Survivor
A Word That Is Not Mine, but Is Me
Survivor. One who survives. To exist in spite of adversity. Misfortune. Struggle. The troubles I have faced are not unlike those of others. However, they are underived and authentic enough to call my own. They are mine, but they are not me. They've helped shape me, not define me.
Names. Names were being thrown in my direction and they were not positive. I ignored the negative output because those words were coming from my friends. I would go home and replay the words in my head until the sounds of a broken record broke through my brain and shattered my heart. Taking the beat down of those words, after a lifetime of hearing them, I tossed them aside, got up, and left.

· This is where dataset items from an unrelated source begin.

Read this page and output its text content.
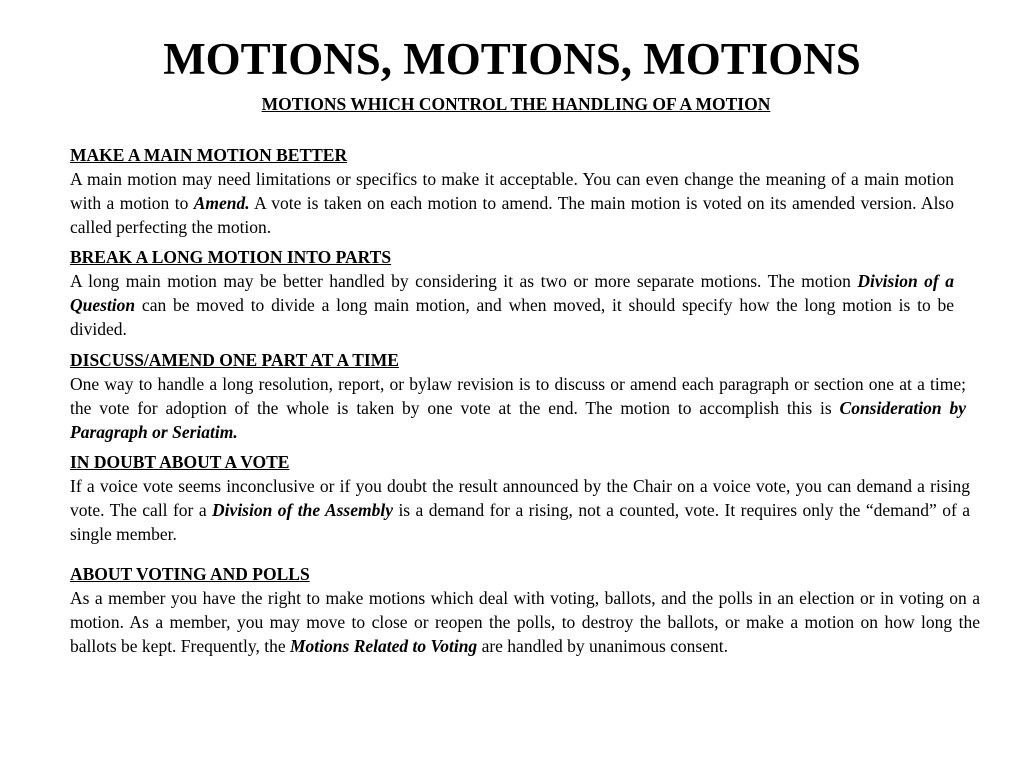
MOTIONS, MOTIONS, MOTIONS
MOTIONS WHICH CONTROL THE HANDLING OF A MOTION
MAKE A MAIN MOTION BETTER

A main motion may need limitations or specifics to make it acceptable. You can even change the meaning of a main motion with a motion to Amend. A vote is taken on each motion to amend. The main motion is voted on its amended version. Also called perfecting the motion.

BREAK A LONG MOTION INTO PARTS

A long main motion may be better handled by considering it as two or more separate motions. The motion Division of a Question can be moved to divide a long main motion, and when moved, it should specify how the long motion is to be divided.

DISCUSS/AMEND ONE PART AT A TIME

One way to handle a long resolution, report, or bylaw revision is to discuss or amend each paragraph or section one at a time; the vote for adoption of the whole is taken by one vote at the end. The motion to accomplish this is Consideration by Paragraph or Seriatim.

IN DOUBT ABOUT A VOTE

If a voice vote seems inconclusive or if you doubt the result announced by the Chair on a voice vote, you can demand a rising vote. The call for a Division of the Assembly is a demand for a rising, not a counted, vote. It requires only the “demand” of a single member.

ABOUT VOTING AND POLLS

As a member you have the right to make motions which deal with voting, ballots, and the polls in an election or in voting on a motion. As a member, you may move to close or reopen the polls, to destroy the ballots, or make a motion on how long the ballots be kept. Frequently, the Motions Related to Voting are handled by unanimous consent.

Unlike before, now my fears are irrational. Yet the word I define by, survivor, drives me to overcome those fears with a burst of courage. For those who swim below the waterline, waiting to jump out and catch me off guard; those I cannot see have the power to control my actions, and the thought of them prevents me from jumping in. But if someone says the word, I have to do whatever I was afraid to do, and I have to do it before the count of three. If I don't, the word survivor is not suitable for me anymore.
I am a survivor of not only others’ terrible actions, but also my own irrationality. I would like to continue viewing myself as a survivor, taking fears and challenges and not only attempting them, but conquering them. Survivor, a word that is not mine, but is me.